With one of the world’s youngest and fastest growing populations, Afghanistan is struggling to tap into this immense wealth as dire threats of war force many of its promising youths to flee abroad.
Panicked by advancing Taliban insurgents, huge numbers of educated young Afghans have been flocking to the main passport office in the Karta-e-Chahar neighborhood of the capital Kabul.
“I see no future here [in Afghanistan] for myself or my children,” Syed Erfan, a young government employee and father of two, told Anadolu Agency while waiting for his turn in the huge queue outside the office.
Officials at the Passport Directorate of the Ministry of Interior Affairs said the main office in Kabul has been overwhelmed with applicants since the US announced its exit strategy from Afghanistan back in May.
“Our capacity is of around 4,000 passports a day, but the applications we are receiving are much more than that,” said one of the officials, who wished not to be named as he was not authorized to speak to the media.
Flee or stay?
A glance at the queues at the passport office which stretched well beyond its compound into the nearby streets indicated the rich diversity of the multi-ethnic country, but many of the applicants seemed to be between the prime ages of 20 and 40 years.
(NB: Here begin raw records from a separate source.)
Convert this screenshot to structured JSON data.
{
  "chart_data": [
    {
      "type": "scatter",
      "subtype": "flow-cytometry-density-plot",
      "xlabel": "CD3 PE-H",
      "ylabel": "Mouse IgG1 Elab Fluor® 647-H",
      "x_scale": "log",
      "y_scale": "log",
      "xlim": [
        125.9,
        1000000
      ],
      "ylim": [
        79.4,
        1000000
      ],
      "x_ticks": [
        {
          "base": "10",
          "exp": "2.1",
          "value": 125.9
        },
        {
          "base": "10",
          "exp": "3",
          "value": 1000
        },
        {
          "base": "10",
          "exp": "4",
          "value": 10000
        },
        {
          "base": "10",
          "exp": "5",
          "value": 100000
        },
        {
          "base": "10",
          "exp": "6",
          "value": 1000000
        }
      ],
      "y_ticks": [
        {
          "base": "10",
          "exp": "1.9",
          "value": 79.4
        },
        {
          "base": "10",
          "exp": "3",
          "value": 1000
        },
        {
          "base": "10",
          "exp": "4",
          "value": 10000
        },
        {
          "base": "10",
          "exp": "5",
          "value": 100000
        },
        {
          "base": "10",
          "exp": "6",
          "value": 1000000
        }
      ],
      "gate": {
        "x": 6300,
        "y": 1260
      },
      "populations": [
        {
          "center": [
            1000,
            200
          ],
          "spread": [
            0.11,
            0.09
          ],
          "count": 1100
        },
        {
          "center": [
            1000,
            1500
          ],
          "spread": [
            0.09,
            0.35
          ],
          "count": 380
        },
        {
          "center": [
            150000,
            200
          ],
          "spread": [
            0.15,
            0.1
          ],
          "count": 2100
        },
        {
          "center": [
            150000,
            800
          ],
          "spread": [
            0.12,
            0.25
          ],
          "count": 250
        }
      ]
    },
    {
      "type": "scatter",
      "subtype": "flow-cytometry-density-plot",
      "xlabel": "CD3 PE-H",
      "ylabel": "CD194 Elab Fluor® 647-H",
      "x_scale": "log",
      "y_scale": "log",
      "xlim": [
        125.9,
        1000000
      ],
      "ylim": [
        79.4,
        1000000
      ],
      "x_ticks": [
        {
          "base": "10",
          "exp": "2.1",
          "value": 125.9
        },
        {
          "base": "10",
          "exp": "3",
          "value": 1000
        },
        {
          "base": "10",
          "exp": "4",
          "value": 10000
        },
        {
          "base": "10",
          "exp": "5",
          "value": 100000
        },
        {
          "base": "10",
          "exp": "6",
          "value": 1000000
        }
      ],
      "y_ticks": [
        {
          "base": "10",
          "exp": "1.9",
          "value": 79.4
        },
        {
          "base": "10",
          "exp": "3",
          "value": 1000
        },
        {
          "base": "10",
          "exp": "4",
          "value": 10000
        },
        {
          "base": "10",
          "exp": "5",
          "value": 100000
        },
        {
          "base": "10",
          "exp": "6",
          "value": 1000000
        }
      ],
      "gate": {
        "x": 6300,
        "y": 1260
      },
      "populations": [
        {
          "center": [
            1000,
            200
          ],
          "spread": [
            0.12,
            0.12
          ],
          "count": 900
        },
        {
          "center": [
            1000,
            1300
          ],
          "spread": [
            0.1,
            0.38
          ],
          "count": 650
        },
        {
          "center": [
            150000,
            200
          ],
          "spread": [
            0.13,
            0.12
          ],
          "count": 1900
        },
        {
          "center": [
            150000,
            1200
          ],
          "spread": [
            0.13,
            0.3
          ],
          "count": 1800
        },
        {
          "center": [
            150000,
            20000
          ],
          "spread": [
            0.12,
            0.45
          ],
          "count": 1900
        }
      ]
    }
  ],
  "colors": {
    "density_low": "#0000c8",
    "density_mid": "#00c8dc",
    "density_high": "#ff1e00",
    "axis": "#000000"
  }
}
Ahmad Shah, another applicant, was there to apply for a passport for his wife, with whom he wished to travel to Turkey.
“I have been raised by a single mother after my father got killed during the rule of the Mujahedeen,” said Ahmad, a human resource manager at a private firm in Kabul, referring to the factions of Islamic parties that were engaged in the civil war in the 1990s.
“We are frightened by the repeat of that sort of situation.”
Young Afghans such as Ahmad and Syed said they are witnessing the slipping away of the many gains of the past couple of decades of relative peace as efforts to reach a political settlement to the bloody war fail to yield results and the war steadily engulfs previously peaceful territories.
There are, however, many others who are of the opinion to stay in the country and fight for their survival and the values they stand for.
“The important thing is that whether we are alive or dead, Afghanistan is our homeland, and we will be here, refraining from migration and emigration. We hope for the prosperity and independence of our country,” tweeted one such patriotic Afghan, Habib Khan.
“I shall make you my motherland [Afghanistan] the contemporary to the world, or will turn myself into black dust at your feet,” he added.
Estimates by the country’s National Statistics and Information Authority suggest that up to 63.7% of Afghans are under 25 years of age, reflecting a steep ‘pyramid’ age structure whereby a large cohort of young people is slowly emerging.
Technically, experts believe that with proper education and job opportunities as well as good health care and empowerment, this young population could contribute to a demographic dividend: a large working-age population with few dependents, collectively bringing prosperity to their society.
But owing to the raging war, crippling poverty and corruption, young Afghans face significant challenges related to health, education, employment and gender inequality.
‘Failure to build the state’
Observers believe that the exodus of skilled labor due to the economic and security uncertainty, as well as the pullout of the international community, will be devastating to the security forces’ morale and the civilian government’s capacity to rebuild the country after a possible settlement.
Magdalena Kirchner, country director for the German non-government political foundation Friedrich-Ebert-Stiftung (FES), told Anadolu Agency the situation also shows that in 20 years of intervention, development efforts and state building, the international community and the Afghan political leadership failed to build a state.
“Or maybe even just an economy that can provide enough certainty and perspectives for Afghan citizens when left to its own devices,” she said.
According to the latest edition of the Long War Journal, the Taliban has taken control of more than 80 districts in the two months since launching its offensive against the Afghan government after President Joe Biden announced the US would withdraw its forces from the country by September.
In many cases, Afghan security forces have turned over district centers, abandoned military bases, surrendered to the Taliban and handed over their weapons, vehicles and other war material without a fight. The Taliban’s multi-year strategy of gaining influence in rural districts to then pressure the population centers is also paying dividends, it said last week.
The Long War Journal’s observation suggests that the Taliban control 168 districts in Afghanistan and the Afghan government has control over 79 districts while 151 more districts remain contested.
As for the population, it said an estimated 10.9 million Afghans are living in areas under government control while 10.3 million are in areas under the Taliban and 11.6 million reside in restive and contested areas.